La somministrazione dei questionari terminerà il 31 marzo pv e l’analisi dei dati raccolti
verrà presentata a settembre a Milano, nel corso dell’ultima tappa del Convegno Stelline
2002
Alla tavola rotonda di commento ai risultati parziali della ricerca, coordinata da ENZO BORIO
del Comitato esecutivo nazionale AIB, hanno partecipato CHIARA FAGGIOLANI, Università
La Sapienza di Roma, CHIARA LANARI, responsabile segreteria Assessorato alla Cultura della
Regione Toscana, ROSA MAIELLO, Presidente Nazionale AIB, FRANCESCA NAVARRIA,
responsabile Settore Biblioteche della Regione Toscana, PAOLO RAMBELLI, Commissione
Cultura ACRI (Associazione di Fondazioni e di Casse di Risparmio spa), PAOLA PASSARELLI,
Direttore generale Biblioteche e Diritto d’autore, Mibact, ALDO PATRUNO, Direttore
Generale del Dipartimento Turismo, Economia della Cultura e Valorizzazione del Territorio
della Regione, VINCENZO SANTORO, Responsabile Cultura ANCI, MARINO SINIBALDI,
Presidente CEPELL, GIANNI STEFANINI, Coordinatore Rete delle Reti, VITTORIA POGGIO,
Assessore Cultura, Turismo, Commercio di Regione Piemonte.

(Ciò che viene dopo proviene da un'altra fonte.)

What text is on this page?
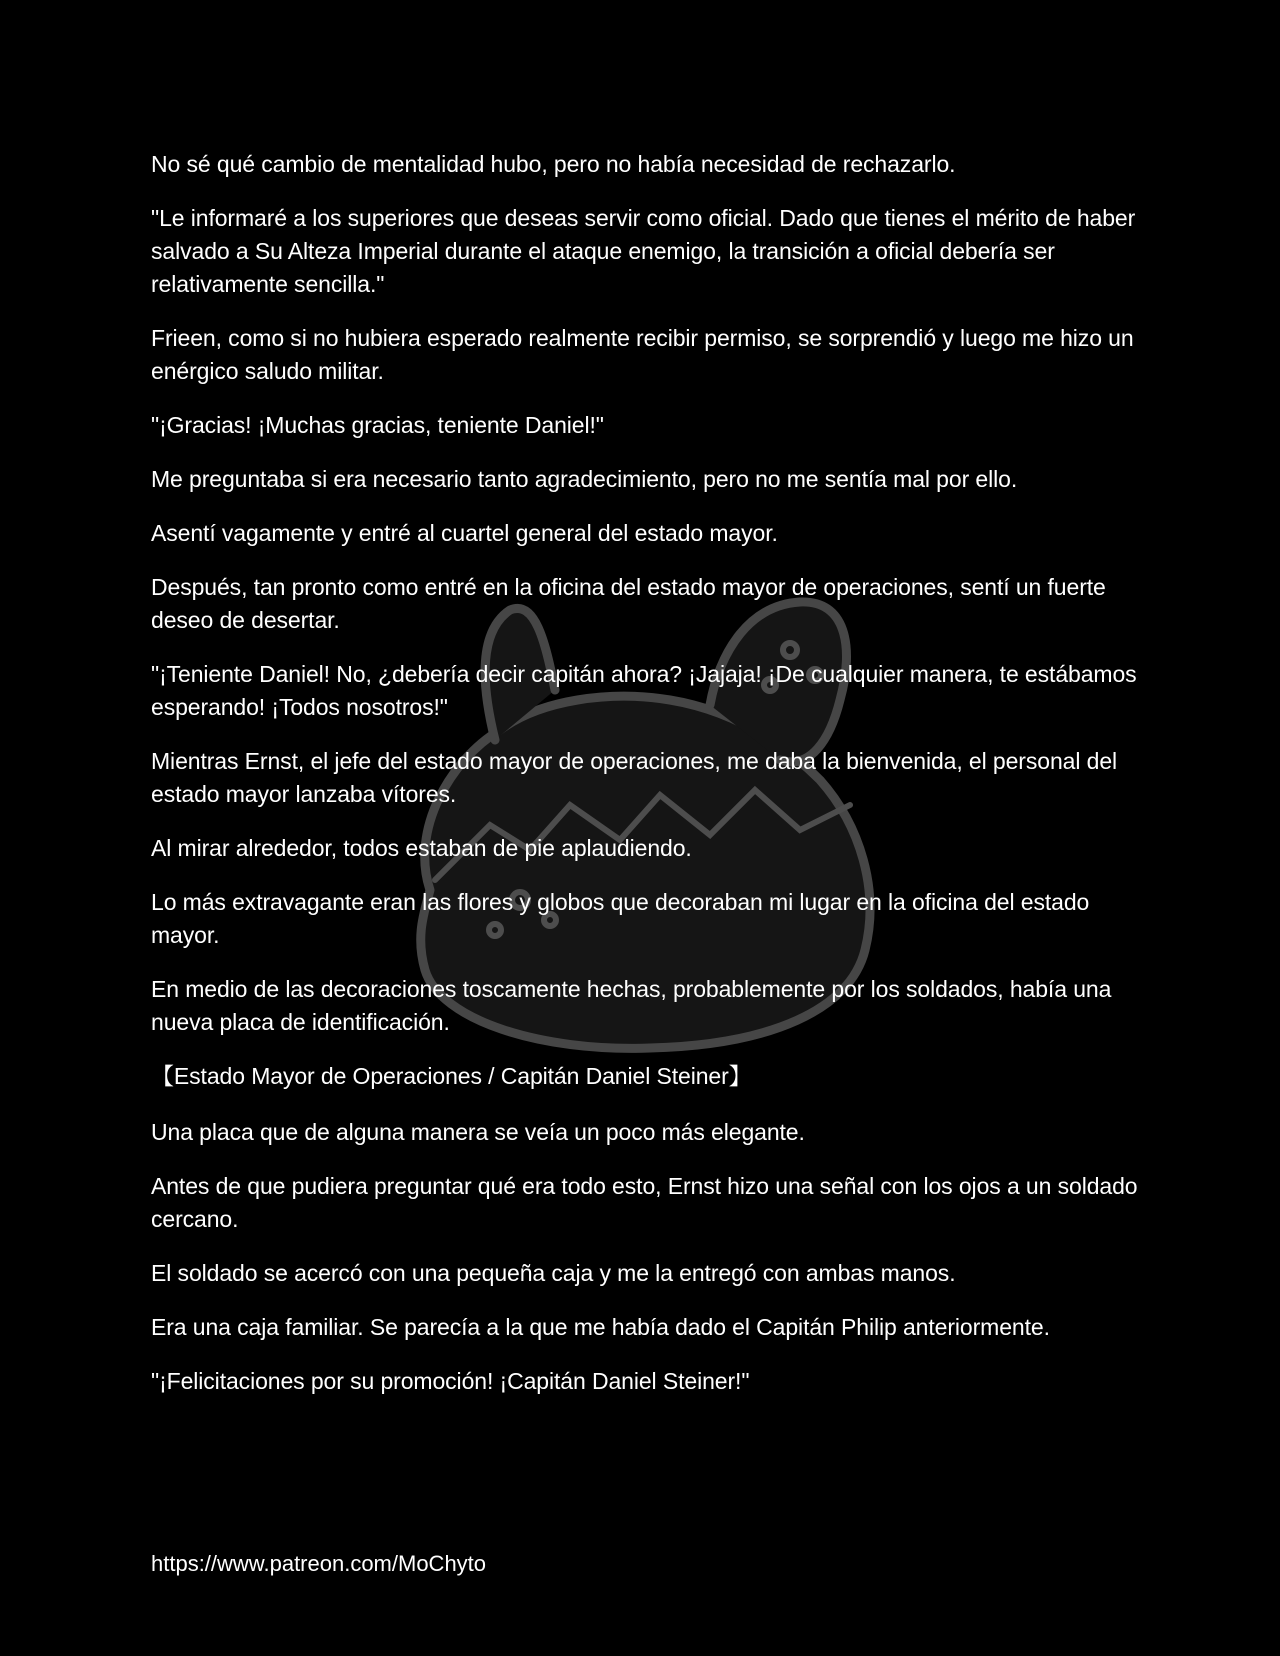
No sé qué cambio de mentalidad hubo, pero no había necesidad de rechazarlo.

"Le informaré a los superiores que deseas servir como oficial. Dado que tienes el mérito de haber salvado a Su Alteza Imperial durante el ataque enemigo, la transición a oficial debería ser relativamente sencilla."

Frieen, como si no hubiera esperado realmente recibir permiso, se sorprendió y luego me hizo un enérgico saludo militar.

"¡Gracias! ¡Muchas gracias, teniente Daniel!"

Me preguntaba si era necesario tanto agradecimiento, pero no me sentía mal por ello.

Asentí vagamente y entré al cuartel general del estado mayor.

Después, tan pronto como entré en la oficina del estado mayor de operaciones, sentí un fuerte deseo de desertar.

"¡Teniente Daniel! No, ¿debería decir capitán ahora? ¡Jajaja! ¡De cualquier manera, te estábamos esperando! ¡Todos nosotros!"

Mientras Ernst, el jefe del estado mayor de operaciones, me daba la bienvenida, el personal del estado mayor lanzaba vítores.

Al mirar alrededor, todos estaban de pie aplaudiendo.

Lo más extravagante eran las flores y globos que decoraban mi lugar en la oficina del estado mayor.

En medio de las decoraciones toscamente hechas, probablemente por los soldados, había una nueva placa de identificación.

【Estado Mayor de Operaciones / Capitán Daniel Steiner】

Una placa que de alguna manera se veía un poco más elegante.

Antes de que pudiera preguntar qué era todo esto, Ernst hizo una señal con los ojos a un soldado cercano.

El soldado se acercó con una pequeña caja y me la entregó con ambas manos.

Era una caja familiar. Se parecía a la que me había dado el Capitán Philip anteriormente.

"¡Felicitaciones por su promoción! ¡Capitán Daniel Steiner!"

https://www.patreon.com/MoChyto
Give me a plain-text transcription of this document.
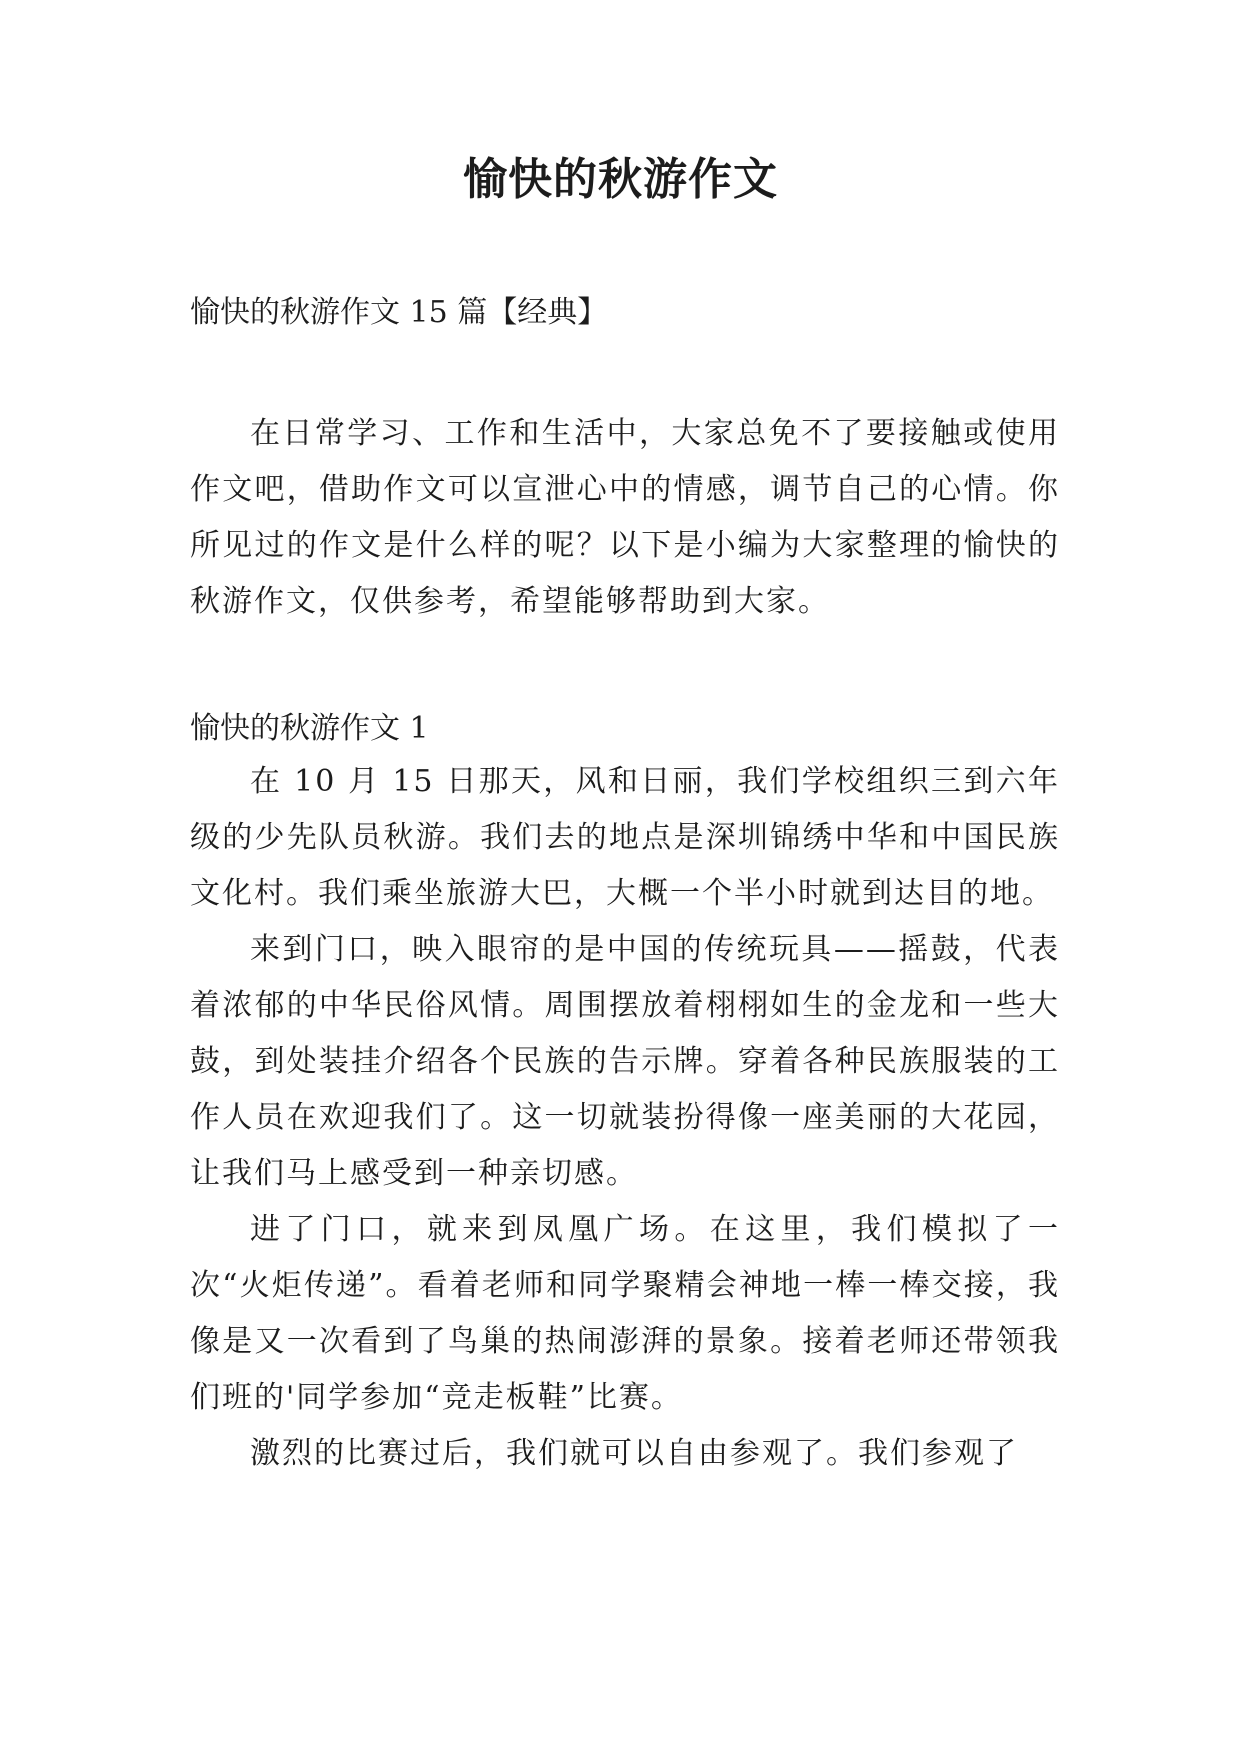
愉快的秋游作文
愉快的秋游作文 15 篇【经典】

在日常学习、工作和生活中，大家总免不了要接触或使用作文吧，借助作文可以宣泄心中的情感，调节自己的心情。你所见过的作文是什么样的呢？以下是小编为大家整理的愉快的秋游作文，仅供参考，希望能够帮助到大家。

愉快的秋游作文 1

在 10 月 15 日那天，风和日丽，我们学校组织三到六年级的少先队员秋游。我们去的地点是深圳锦绣中华和中国民族文化村。我们乘坐旅游大巴，大概一个半小时就到达目的地。

来到门口，映入眼帘的是中国的传统玩具——摇鼓，代表着浓郁的中华民俗风情。周围摆放着栩栩如生的金龙和一些大鼓，到处装挂介绍各个民族的告示牌。穿着各种民族服装的工作人员在欢迎我们了。这一切就装扮得像一座美丽的大花园，让我们马上感受到一种亲切感。

进了门口，就来到凤凰广场。在这里，我们模拟了一次“火炬传递”。看着老师和同学聚精会神地一棒一棒交接，我像是又一次看到了鸟巢的热闹澎湃的景象。接着老师还带领我们班的'同学参加“竞走板鞋”比赛。

激烈的比赛过后，我们就可以自由参观了。我们参观了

Ne è emersa la necessità di un dialogo più serrato e proficuo tra Istituzioni e biblioteche per
mettere a punto un vero e proprio sistema di welfare culturale, che ha sempre visto
coinvolte le biblioteche, come presidi culturali sul territorio. Si tratta ora, hanno sottolineato
i partecipanti, di non dimenticare questo ruolo fondamentale delle biblioteche, che nel
Piano Nazionale di ripresa e resilienza rischiano di essere marginalizzate. “Nel piano
Nazionale si parla – hanno fatto notare Rosa Maiello e Gianni Stefanini – di istituire Case
dell’innovazione e della cultura digitale. Queste case esistono già da tempo, sono le
biblioteche”. Ma per svolgere appieno il proprio ruolo, è stato osservato a più voci, le
biblioteche hanno bisogno di essere dotate, tutte, di strumenti digitali, che venga garantita
la formazione ai bibliotecari, che venga stimolata l’innovazione dei processi oltre che dei
prodotti.
In parallelo al programma principale, venerdì 26 si svolto il Convegno Scuola, dedicato alle
attività e ai servizi delle Biblioteche scolastiche in Italia, con un focus sull’esperienza
torinese e la presentazione del nuovo Manifesto IFLA, con approfondimenti sulla situazione
delle Biblioteche scolastiche nel mondo come centro di promozione culturale. Collegati al
convegno anche alcuni workshop tematici che hanno offerto occasioni di formazione agli
insegnanti sull’organizzazione di attività didattiche in biblioteca, l’educazione, il sapere
libero nella biblioteca scolastica, alla biblioteca digitale.
I prossimi appuntamenti: Napoli (22-23 aprile), Firenze (giugno), e il tradizionale
appuntamento di Milano al Palazzo delle Stelline, a fine settembre, a chiudere il percorso.